The next lovely little brain bender that pops up for me is that horribly abused word, “pathway”. It’s used for everything from injecting a dangerous drug to the entire life of some poor soul who’s been given a label of some kind. If you’ve got a highly predictable predetermined end point, a highly specified start point and a series of limited options to get from one to t’other, then yes that’s a pathway. You need some specialist knowledge to navigate the options, but it’s NICE and neat and monitorable. As you say good practice. That’s a pathway, fits into the ‘complicatedness’ of Cynefin and NICE occassionally gets it’s knickers in a twist, confusing this with best practice, which has little optional flexibility. Don’t get me wrong, best practice is a requirement of some work, like administering a dangerous drug. I don’t want Flossy making it up when she walks in the room. Do it properly every time! Complying with best practice is essential but very, very limited, mostly to tasks and tools. Accepting that even administering a dangerous drug it’ll be different for fat, thin, young, old people and you have to very tightly specify the boundaries of the best practice.

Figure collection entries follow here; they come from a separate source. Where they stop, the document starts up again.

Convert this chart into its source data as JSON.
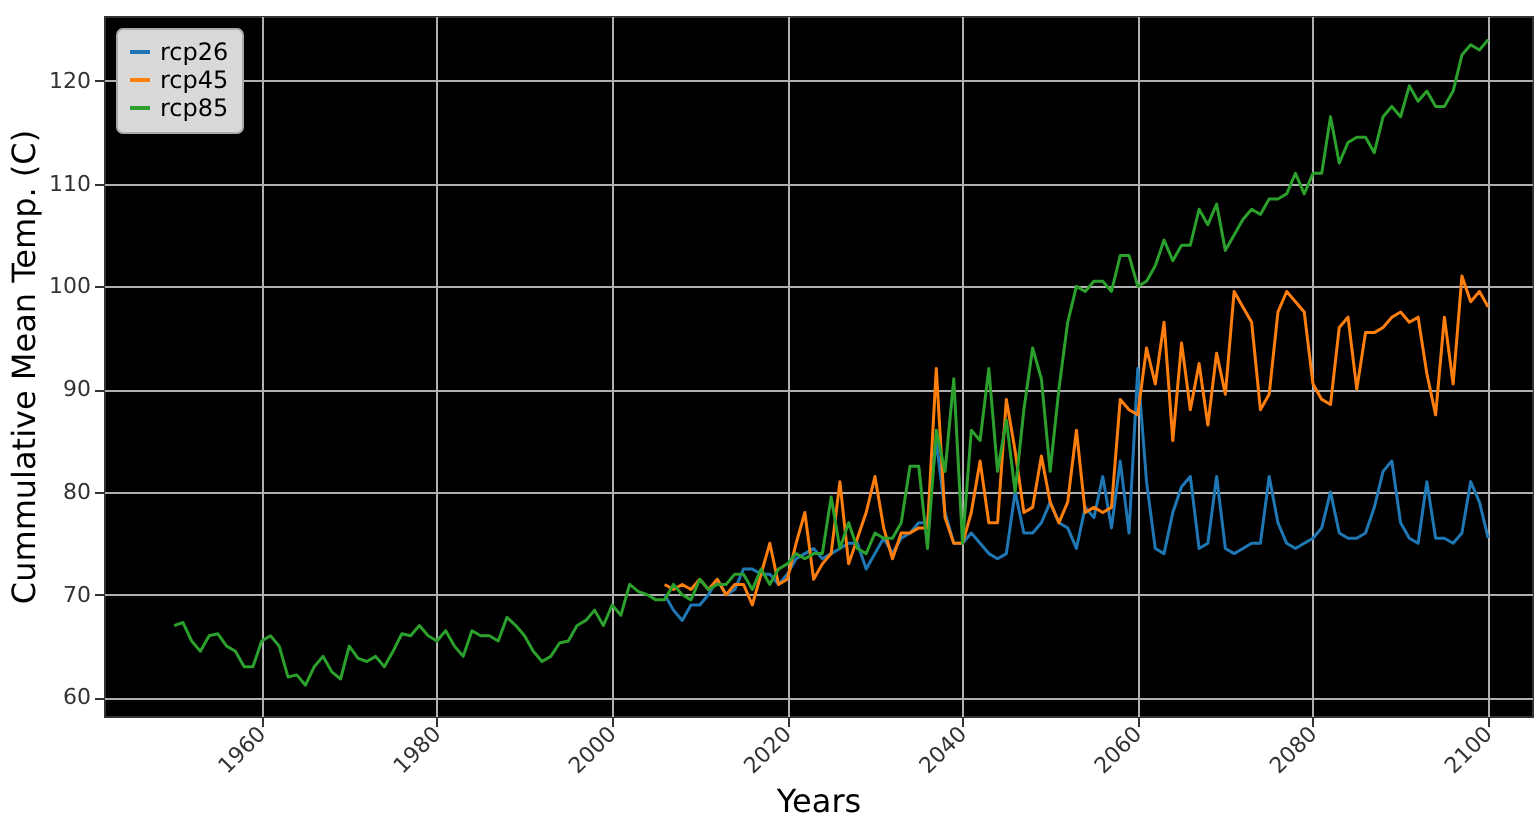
{
  "chart_data": {
    "type": "line",
    "xlabel": "Years",
    "ylabel": "Cummulative Mean Temp. (C)",
    "xlim": [
      1942,
      2105
    ],
    "ylim": [
      58.2,
      126.3
    ],
    "xticks": [
      1960,
      1980,
      2000,
      2020,
      2040,
      2060,
      2080,
      2100
    ],
    "yticks": [
      60,
      70,
      80,
      90,
      100,
      110,
      120
    ],
    "grid": true,
    "legend": "top left",
    "line_style": "solid",
    "series": [
      {
        "name": "rcp26",
        "color": "#1f77b4",
        "x": [
          2006,
          2007,
          2008,
          2009,
          2010,
          2011,
          2012,
          2013,
          2014,
          2015,
          2016,
          2017,
          2018,
          2019,
          2020,
          2021,
          2022,
          2023,
          2024,
          2025,
          2026,
          2027,
          2028,
          2029,
          2030,
          2031,
          2032,
          2033,
          2034,
          2035,
          2036,
          2037,
          2038,
          2039,
          2040,
          2041,
          2042,
          2043,
          2044,
          2045,
          2046,
          2047,
          2048,
          2049,
          2050,
          2051,
          2052,
          2053,
          2054,
          2055,
          2056,
          2057,
          2058,
          2059,
          2060,
          2061,
          2062,
          2063,
          2064,
          2065,
          2066,
          2067,
          2068,
          2069,
          2070,
          2071,
          2072,
          2073,
          2074,
          2075,
          2076,
          2077,
          2078,
          2079,
          2080,
          2081,
          2082,
          2083,
          2084,
          2085,
          2086,
          2087,
          2088,
          2089,
          2090,
          2091,
          2092,
          2093,
          2094,
          2095,
          2096,
          2097,
          2098,
          2099,
          2100
        ],
        "values": [
          70,
          68.5,
          67.5,
          69,
          69,
          70,
          71.5,
          70,
          70.5,
          72.5,
          72.5,
          72,
          72,
          71,
          72,
          73.5,
          74,
          74.5,
          73.5,
          74,
          74.5,
          75,
          75,
          72.5,
          74,
          75.5,
          74,
          75.5,
          76,
          77,
          77,
          85,
          78,
          75,
          75,
          76,
          75,
          74,
          73.5,
          74,
          80,
          76,
          76,
          77,
          79,
          77,
          76.5,
          74.5,
          78.5,
          77.5,
          81.5,
          76.5,
          83,
          76,
          92,
          81,
          74.5,
          74,
          78,
          80.5,
          81.5,
          74.5,
          75,
          81.5,
          74.5,
          74,
          74.5,
          75,
          75,
          81.5,
          77,
          75,
          74.5,
          75,
          75.5,
          76.5,
          80,
          76,
          75.5,
          75.5,
          76,
          78.5,
          82,
          83,
          77,
          75.5,
          75,
          81,
          75.5,
          75.5,
          75,
          76,
          81,
          79,
          75.5
        ]
      },
      {
        "name": "rcp45",
        "color": "#ff7f0e",
        "x": [
          2006,
          2007,
          2008,
          2009,
          2010,
          2011,
          2012,
          2013,
          2014,
          2015,
          2016,
          2017,
          2018,
          2019,
          2020,
          2021,
          2022,
          2023,
          2024,
          2025,
          2026,
          2027,
          2028,
          2029,
          2030,
          2031,
          2032,
          2033,
          2034,
          2035,
          2036,
          2037,
          2038,
          2039,
          2040,
          2041,
          2042,
          2043,
          2044,
          2045,
          2046,
          2047,
          2048,
          2049,
          2050,
          2051,
          2052,
          2053,
          2054,
          2055,
          2056,
          2057,
          2058,
          2059,
          2060,
          2061,
          2062,
          2063,
          2064,
          2065,
          2066,
          2067,
          2068,
          2069,
          2070,
          2071,
          2072,
          2073,
          2074,
          2075,
          2076,
          2077,
          2078,
          2079,
          2080,
          2081,
          2082,
          2083,
          2084,
          2085,
          2086,
          2087,
          2088,
          2089,
          2090,
          2091,
          2092,
          2093,
          2094,
          2095,
          2096,
          2097,
          2098,
          2099,
          2100
        ],
        "values": [
          71,
          70.5,
          71,
          70.5,
          71.5,
          70.5,
          71.5,
          70,
          71,
          71,
          69,
          72,
          75,
          71,
          71.5,
          75,
          78,
          71.5,
          73,
          74,
          81,
          73,
          75.5,
          78,
          81.5,
          76.5,
          73.5,
          76,
          76,
          76.5,
          76.5,
          92,
          77.5,
          75,
          75,
          78,
          83,
          77,
          77,
          89,
          84,
          78,
          78.5,
          83.5,
          79,
          77,
          79,
          86,
          78,
          78.5,
          78,
          78.5,
          89,
          88,
          87.5,
          94,
          90.5,
          96.5,
          85,
          94.5,
          88,
          92.5,
          86.5,
          93.5,
          89.5,
          99.5,
          98,
          96.5,
          88,
          89.5,
          97.5,
          99.5,
          98.5,
          97.5,
          90.5,
          89,
          88.5,
          96,
          97,
          90,
          95.5,
          95.5,
          96,
          97,
          97.5,
          96.5,
          97,
          91.5,
          87.5,
          97,
          90.5,
          101,
          98.5,
          99.5,
          98
        ]
      },
      {
        "name": "rcp85",
        "color": "#2ca02c",
        "x": [
          1950,
          1951,
          1952,
          1953,
          1954,
          1955,
          1956,
          1957,
          1958,
          1959,
          1960,
          1961,
          1962,
          1963,
          1964,
          1965,
          1966,
          1967,
          1968,
          1969,
          1970,
          1971,
          1972,
          1973,
          1974,
          1975,
          1976,
          1977,
          1978,
          1979,
          1980,
          1981,
          1982,
          1983,
          1984,
          1985,
          1986,
          1987,
          1988,
          1989,
          1990,
          1991,
          1992,
          1993,
          1994,
          1995,
          1996,
          1997,
          1998,
          1999,
          2000,
          2001,
          2002,
          2003,
          2004,
          2005,
          2006,
          2007,
          2008,
          2009,
          2010,
          2011,
          2012,
          2013,
          2014,
          2015,
          2016,
          2017,
          2018,
          2019,
          2020,
          2021,
          2022,
          2023,
          2024,
          2025,
          2026,
          2027,
          2028,
          2029,
          2030,
          2031,
          2032,
          2033,
          2034,
          2035,
          2036,
          2037,
          2038,
          2039,
          2040,
          2041,
          2042,
          2043,
          2044,
          2045,
          2046,
          2047,
          2048,
          2049,
          2050,
          2051,
          2052,
          2053,
          2054,
          2055,
          2056,
          2057,
          2058,
          2059,
          2060,
          2061,
          2062,
          2063,
          2064,
          2065,
          2066,
          2067,
          2068,
          2069,
          2070,
          2071,
          2072,
          2073,
          2074,
          2075,
          2076,
          2077,
          2078,
          2079,
          2080,
          2081,
          2082,
          2083,
          2084,
          2085,
          2086,
          2087,
          2088,
          2089,
          2090,
          2091,
          2092,
          2093,
          2094,
          2095,
          2096,
          2097,
          2098,
          2099,
          2100
        ],
        "values": [
          67,
          67.3,
          65.5,
          64.5,
          66,
          66.2,
          65,
          64.5,
          63,
          63,
          65.5,
          66,
          65,
          62,
          62.2,
          61.2,
          63,
          64,
          62.5,
          61.8,
          65,
          63.8,
          63.5,
          64,
          63,
          64.5,
          66.2,
          66,
          67,
          66,
          65.5,
          66.5,
          65,
          64,
          66.5,
          66,
          66,
          65.5,
          67.8,
          67,
          66,
          64.5,
          63.5,
          64,
          65.3,
          65.5,
          67,
          67.5,
          68.5,
          67,
          69,
          68,
          71,
          70.3,
          70,
          69.5,
          69.5,
          71,
          70,
          69.5,
          71.5,
          70.5,
          71,
          71,
          72,
          72,
          70.5,
          72.5,
          71,
          72.5,
          73,
          74,
          73.5,
          74,
          74,
          79.5,
          74.5,
          77,
          74.5,
          74,
          76,
          75.5,
          75.5,
          77,
          82.5,
          82.5,
          74.5,
          86,
          82,
          91,
          75,
          86,
          85,
          92,
          82,
          87,
          80,
          88,
          94,
          91,
          82,
          90,
          96.5,
          100,
          99.5,
          100.5,
          100.5,
          99.5,
          103,
          103,
          100,
          100.5,
          102,
          104.5,
          102.5,
          104,
          104,
          107.5,
          106,
          108,
          103.5,
          105,
          106.5,
          107.5,
          107,
          108.5,
          108.5,
          109,
          111,
          109,
          111,
          111,
          116.5,
          112,
          114,
          114.5,
          114.5,
          113,
          116.5,
          117.5,
          116.5,
          119.5,
          118,
          119,
          117.5,
          117.5,
          119,
          122.5,
          123.5,
          123,
          124
        ]
      }
    ]
  }
}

Dementia is a great example of neither or these. Somebody with Dementia, may well need some best practice, and some options in pathways, but whether or not to use any of them is uniquely personal. I truly bow to your much more detailed understanding of the real lived experience on this count. But let me quote my Uncle Bob, a cantankerous old shit, who hasn’t much liked the company (he’d say interference) of other human beings for his first 70 years and he has no intention of changing that now, “I’d rather slit my own wrists before letting someone else wipe my arse”. He has Dementia and may well change his mind as his condition changes, but what he fears most is losing his wonderful world-rich mind. I know exactly where he’d tell you to stick your best practice!
To re-word a lovely sentiment from @lose_the_label:
Hello, I am Bob
I have Dementia
I, am not Dementia
I am Bob
Thanks Chris, great post and a crucial debate for true person centredness.
PS my personal opinion with no intention to offend!